Sugin Quang donates at a blood drive hosted by the Richard Nixon Presidential Library to help meet the urgent demand for donations amid the coronavirus outbreak across the United States in Yorba Linda, Calif., on March 31, 2020. (AP Photo/Chris Carlson via CNN)

INDIANAPOLIS (WISH) — Genetics may play a role in helping scientists understand why some people are more vulnerable to a severe COVID-19 complication than others, a new report suggests. 

Dozens of researchers across Europe studied the genes of 1,980 coronavirus-infected patients for 8,582,968 single nucleotide polymorphisms, or SNPs, assessed. SNPs are the building blocks of DNA and are important in understanding genetic variations between people. 

Results showed blood type was a major factor linked to COVID-19-related respiratory failure with one type showing a protective effect while another suggesting a higher vulnerability. 

Coronavirus patients with A-positive blood were almost twice as likely to experience respiratory failure. Those with blood type O were 35% less likely to suffer from the same complication. 

“Genetics likely play a role in all infections we get,” Dr. Cole Beeler, an infectious disease physician at IU Health, told News 8. “How our body and immune systems interact with viruses, bacterium, fungi and parasites usually determines if we develop symptoms of the disease, the spectrum of these symptoms and how severe the disease may be.” 

The coronavirus, he said, has a unique presentation as a complicated virus but may manifest differently depending on how certain genes express themselves in a given person. Beeler was not involved in the research. 

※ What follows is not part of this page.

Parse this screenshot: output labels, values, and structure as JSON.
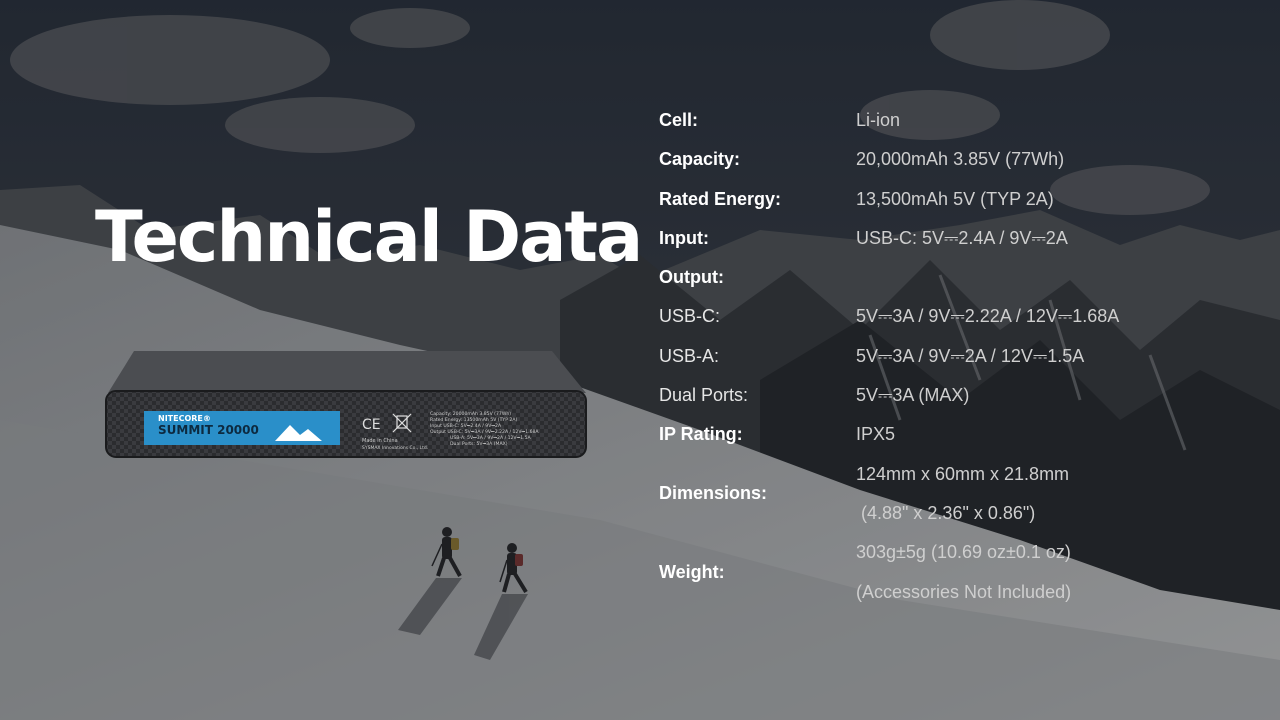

While this study was not peer-reviewed, it does raise the question about how DNA could be used to help identify COVID-19 patients who might need more aggressive treatment. But in the end, Beeler said, prevention is still key.

“Certainly if you know your blood type, this may suggest you should approach the virus with an extra level of caution. But at this point, I would expect everyone to approach it with a high degree of caution. In my opinion, everyone has a responsibility to protect (themselves and) the people around them during this pandemic.”